= PS Clonmel =

Clonmel was a three-masted wooden paddle steamer built in Birkenhead, England, in 1836. Clonmel was one of the first steam-powered vessels on the Australian coast. It ran aground in the early hours of 2 January 1841, or the 3rd. and was wrecked on what is now known as Clonmel Island in Corner Inlet, Victoria. This was only its second voyage from Sydney.

The wreck of the Clonmel, and the subsequent exploration of Corner Inlet, led to establishment of the towns of Port Albert, Tarraville and Alberton.

== History ==
Clonmel was built in England and launched in 1836, at Birkenhead, near Liverpool. She was 155 feet long and about 40 feet broad across the paddle boxes. She had two 110 horsepower engines, and was rated at 500 tons burthen, so with 300 tons of cargo she could steam for five days.

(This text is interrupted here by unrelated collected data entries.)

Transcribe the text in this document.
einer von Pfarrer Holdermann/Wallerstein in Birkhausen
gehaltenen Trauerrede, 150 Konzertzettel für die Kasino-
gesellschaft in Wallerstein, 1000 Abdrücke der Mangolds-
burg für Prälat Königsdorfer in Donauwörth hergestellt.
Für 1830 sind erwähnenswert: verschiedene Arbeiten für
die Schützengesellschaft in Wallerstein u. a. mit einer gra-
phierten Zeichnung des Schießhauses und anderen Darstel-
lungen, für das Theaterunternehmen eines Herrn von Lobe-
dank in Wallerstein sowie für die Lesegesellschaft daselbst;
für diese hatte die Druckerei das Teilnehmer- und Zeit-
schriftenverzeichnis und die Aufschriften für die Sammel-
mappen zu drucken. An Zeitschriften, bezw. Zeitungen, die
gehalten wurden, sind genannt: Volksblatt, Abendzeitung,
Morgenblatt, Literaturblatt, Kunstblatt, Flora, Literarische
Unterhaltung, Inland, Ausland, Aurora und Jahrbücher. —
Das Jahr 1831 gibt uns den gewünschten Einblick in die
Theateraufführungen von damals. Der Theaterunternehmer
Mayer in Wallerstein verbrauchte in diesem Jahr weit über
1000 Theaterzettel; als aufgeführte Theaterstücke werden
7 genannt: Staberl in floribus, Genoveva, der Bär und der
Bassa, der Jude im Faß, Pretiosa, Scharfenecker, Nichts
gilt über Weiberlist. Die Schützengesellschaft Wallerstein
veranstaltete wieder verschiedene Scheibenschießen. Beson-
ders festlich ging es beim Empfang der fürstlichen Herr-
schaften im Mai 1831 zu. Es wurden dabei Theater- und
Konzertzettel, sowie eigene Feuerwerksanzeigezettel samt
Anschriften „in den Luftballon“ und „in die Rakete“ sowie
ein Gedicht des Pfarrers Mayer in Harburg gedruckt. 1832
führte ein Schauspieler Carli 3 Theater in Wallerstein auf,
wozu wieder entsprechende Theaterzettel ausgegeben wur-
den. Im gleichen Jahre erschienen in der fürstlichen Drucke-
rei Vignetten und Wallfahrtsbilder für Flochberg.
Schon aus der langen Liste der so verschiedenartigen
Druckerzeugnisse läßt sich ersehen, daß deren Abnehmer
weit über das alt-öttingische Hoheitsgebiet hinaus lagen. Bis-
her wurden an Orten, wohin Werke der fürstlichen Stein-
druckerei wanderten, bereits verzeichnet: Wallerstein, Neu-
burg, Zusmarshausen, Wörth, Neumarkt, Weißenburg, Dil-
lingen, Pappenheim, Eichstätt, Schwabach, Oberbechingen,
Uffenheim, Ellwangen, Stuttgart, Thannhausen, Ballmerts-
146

She ran around the British Isles for about 15 months before being sold to Sydney owners, was newly copper sheathed and despatched under Captain Tollervey, leaving The Downs on 20 May and arriving in Sydney on 5 October 1840. She had been purchased to run between Sydney, Melbourne and Launceston, with the first trip scheduled for 17 November, but was postponed several times for modifications, notably to allow for the smaller size of coals from Newcastle.

== First voyage ==
After a series of delays, she left Sydney at 6 p.m. on 1 December 1840, arrived at Port Phillip around 8 am on 9 December, having a scheduled stop at Batemans Bay en route. She left for Launceston and returned. She left for Sydney 15 or 16 December but ran short of coal and was obliged to put in at Batemans Bay, a delay of two days, arriving at Sydney on the evening of 22 December.

== Second voyage ==
Clonmel left Sydney on 30 December, and rounded the South Head against a strong southerly wind. On the morning of 1 January she sighted Ram Head, Victoria, by which time the wind had dropped and the sea was smooth. Captain Tollervey steered for Wilsons Promontory. She struck the sandbank at Corner Inlet at a speed of 10 knots between 3 and 4 am on Saturday 2 January.

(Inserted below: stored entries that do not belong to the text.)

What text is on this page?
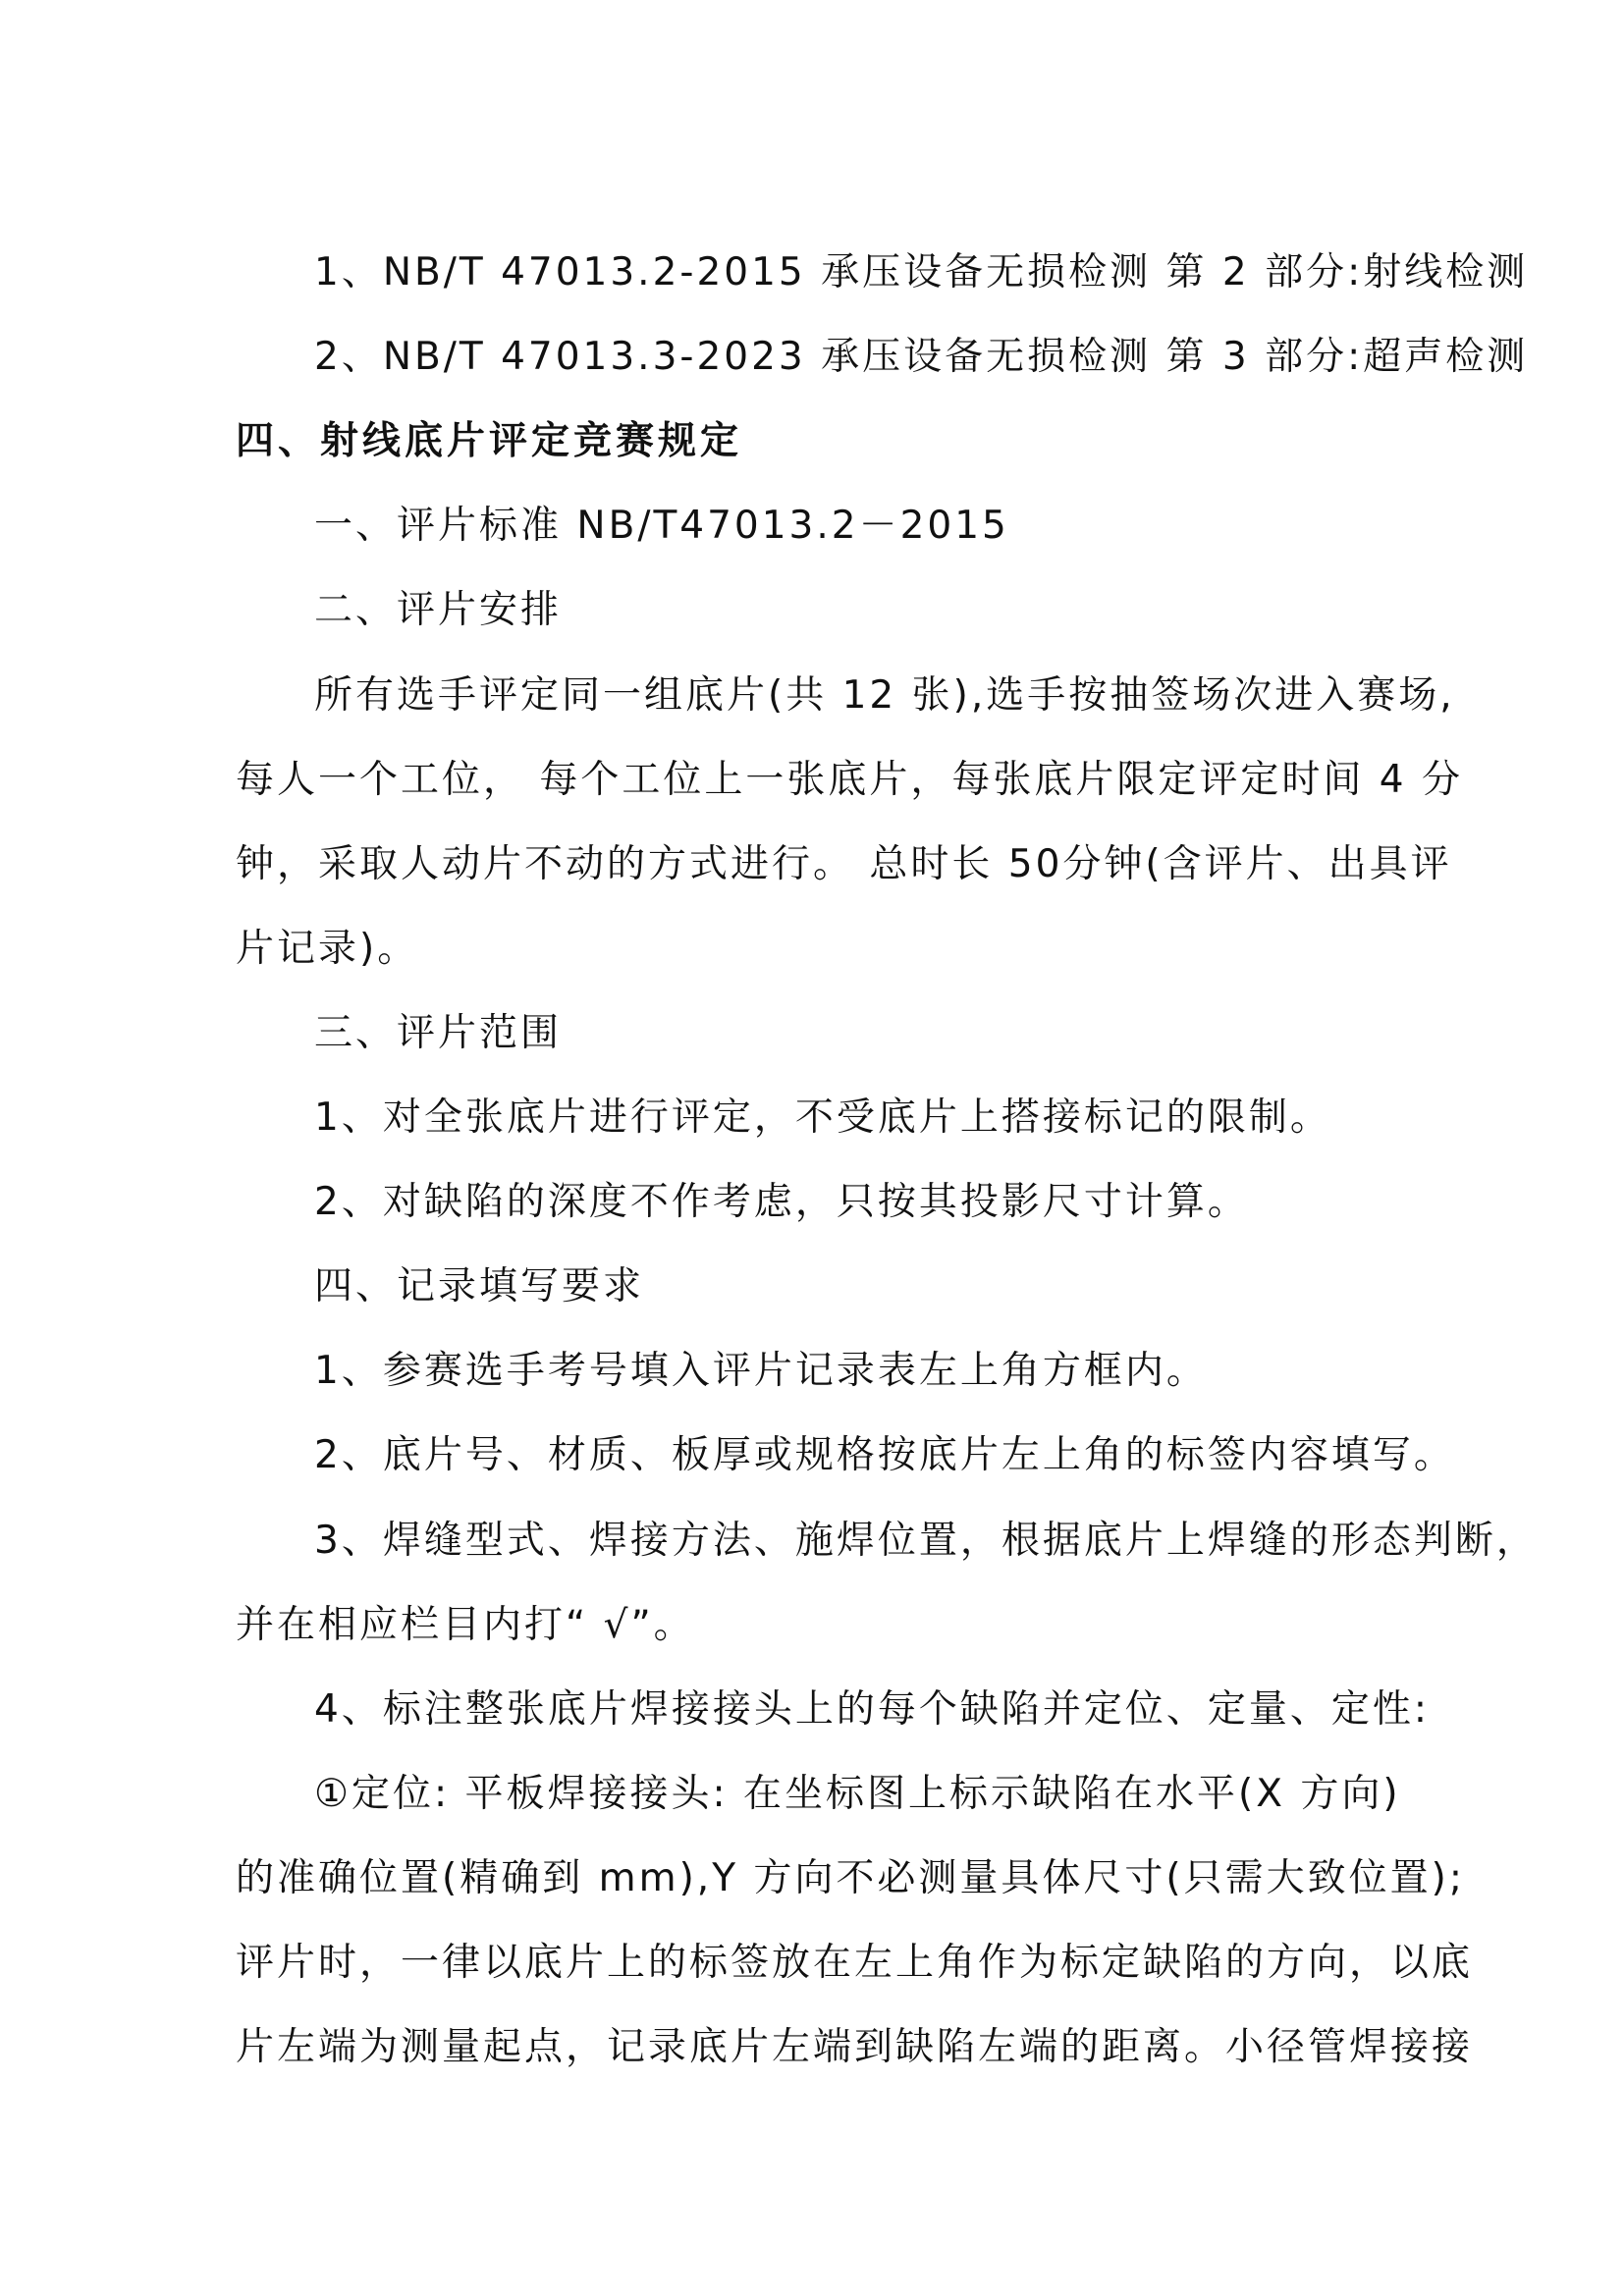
1、NB/T 47013.2-2015 承压设备无损检测 第 2 部分:射线检测
2、NB/T 47013.3-2023 承压设备无损检测 第 3 部分:超声检测
四、射线底片评定竞赛规定
一、评片标准 NB/T47013.2－2015
二、评片安排
所有选手评定同一组底片(共 12 张),选手按抽签场次进入赛场,
每人一个工位， 每个工位上一张底片，每张底片限定评定时间 4 分
钟，采取人动片不动的方式进行。 总时长 50分钟(含评片、出具评
片记录)。
三、评片范围
1、对全张底片进行评定，不受底片上搭接标记的限制。
2、对缺陷的深度不作考虑，只按其投影尺寸计算。
四、记录填写要求
1、参赛选手考号填入评片记录表左上角方框内。
2、底片号、材质、板厚或规格按底片左上角的标签内容填写。
3、焊缝型式、焊接方法、施焊位置，根据底片上焊缝的形态判断，
并在相应栏目内打“ √”。
4、标注整张底片焊接接头上的每个缺陷并定位、定量、定性:
①定位: 平板焊接接头: 在坐标图上标示缺陷在水平(X 方向)
的准确位置(精确到 mm),Y 方向不必测量具体尺寸(只需大致位置);
评片时，一律以底片上的标签放在左上角作为标定缺陷的方向，以底
片左端为测量起点，记录底片左端到缺陷左端的距离。小径管焊接接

Attempts to reverse the ship out of this situation failed, despite dropping anchors and throwing cargo overboard. The whole of the passengers and crew were transferred to the mainland by whaleboat, the captain being the last to leave. The crew followed orders impeccably, though the firemen were noted as at one stage "behaving disgracefully".

Shelter and provisions were ferried ashore and a comfortable camp set up. The following morning a volunteer party of five crew and two of the passengers, D. C. Simson and T. D. Edwards, set out for Melbourne in the whaleboat. Early on the third day they met with a cutter, whose captain brought them to William's Town.

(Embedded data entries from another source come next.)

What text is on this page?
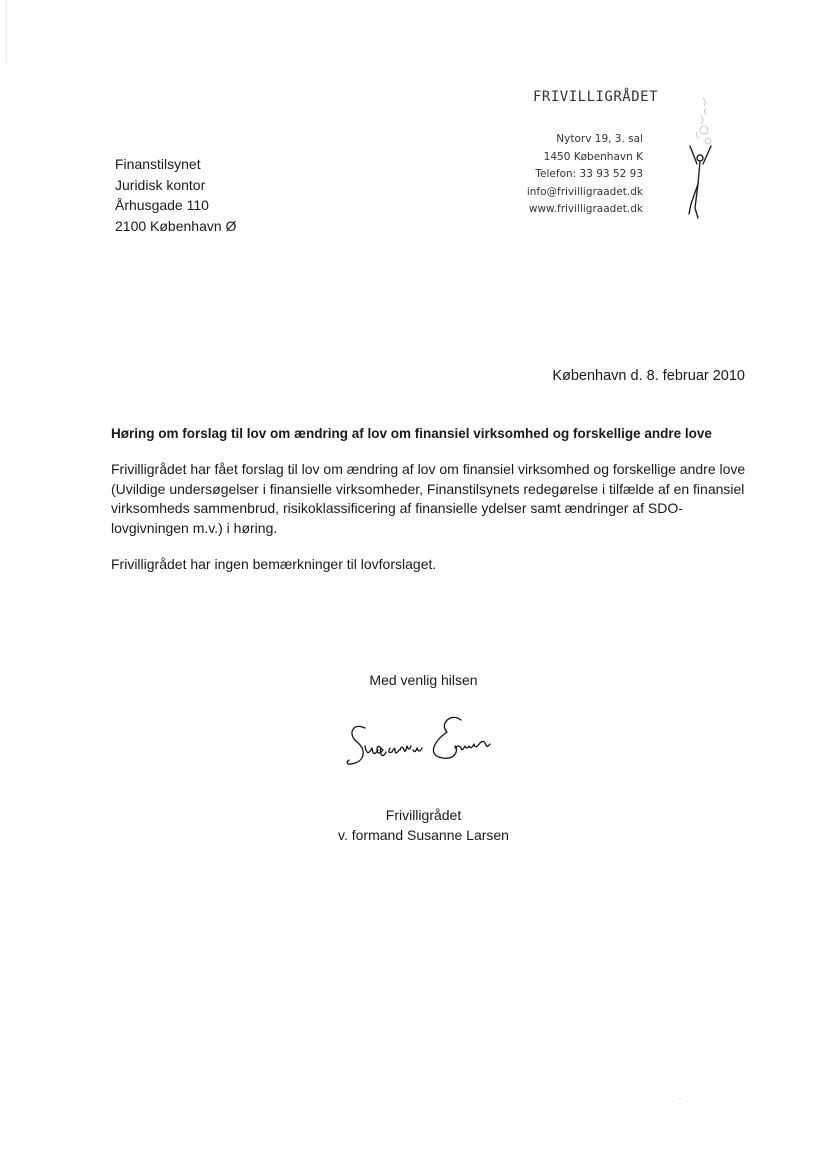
FRIVILLIGRÅDET
Nytorv 19, 3. sal
1450 København K
Telefon: 33 93 52 93
info@frivilligraadet.dk
www.frivilligraadet.dk
Finanstilsynet
Juridisk kontor
Århusgade 110
2100 København Ø
København d. 8. februar 2010
Høring om forslag til lov om ændring af lov om finansiel virksomhed og forskellige andre love

Frivilligrådet har fået forslag til lov om ændring af lov om finansiel virksomhed og forskellige andre love (Uvildige undersøgelser i finansielle virksomheder, Finanstilsynets redegørelse i tilfælde af en finansiel virksomheds sammenbrud, risikoklassificering af finansielle ydelser samt ændringer af SDO-lovgivningen m.v.) i høring.

Frivilligrådet har ingen bemærkninger til lovforslaget.

Med venlig hilsen
Frivilligrådet
v. formand Susanne Larsen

The crew and passengers were rescued without loss or injury, though the captain sustained a serious ankle injury. Among the passengers was a Mr. C. Robinson of the Union Bank, who had charge of £3,000 of the Bank's notes, lost, believed stolen; Melbourne merchant Michael Cashmore and his bride; Thomas Walker and Mrs. Walker, their four children and a servant; and Hobart merchant Mr. T. Goodwin, of Hamilton & Goodwin, to whom most of the Clonmels cargo belonged.

A reason ascribed to the misfortune was the ship's mate having reset the course several points to the west ("he is too afraid of the land") while the captain was below, consequently when the captain returned to the deck the ship was 17 miles closer to land than expected.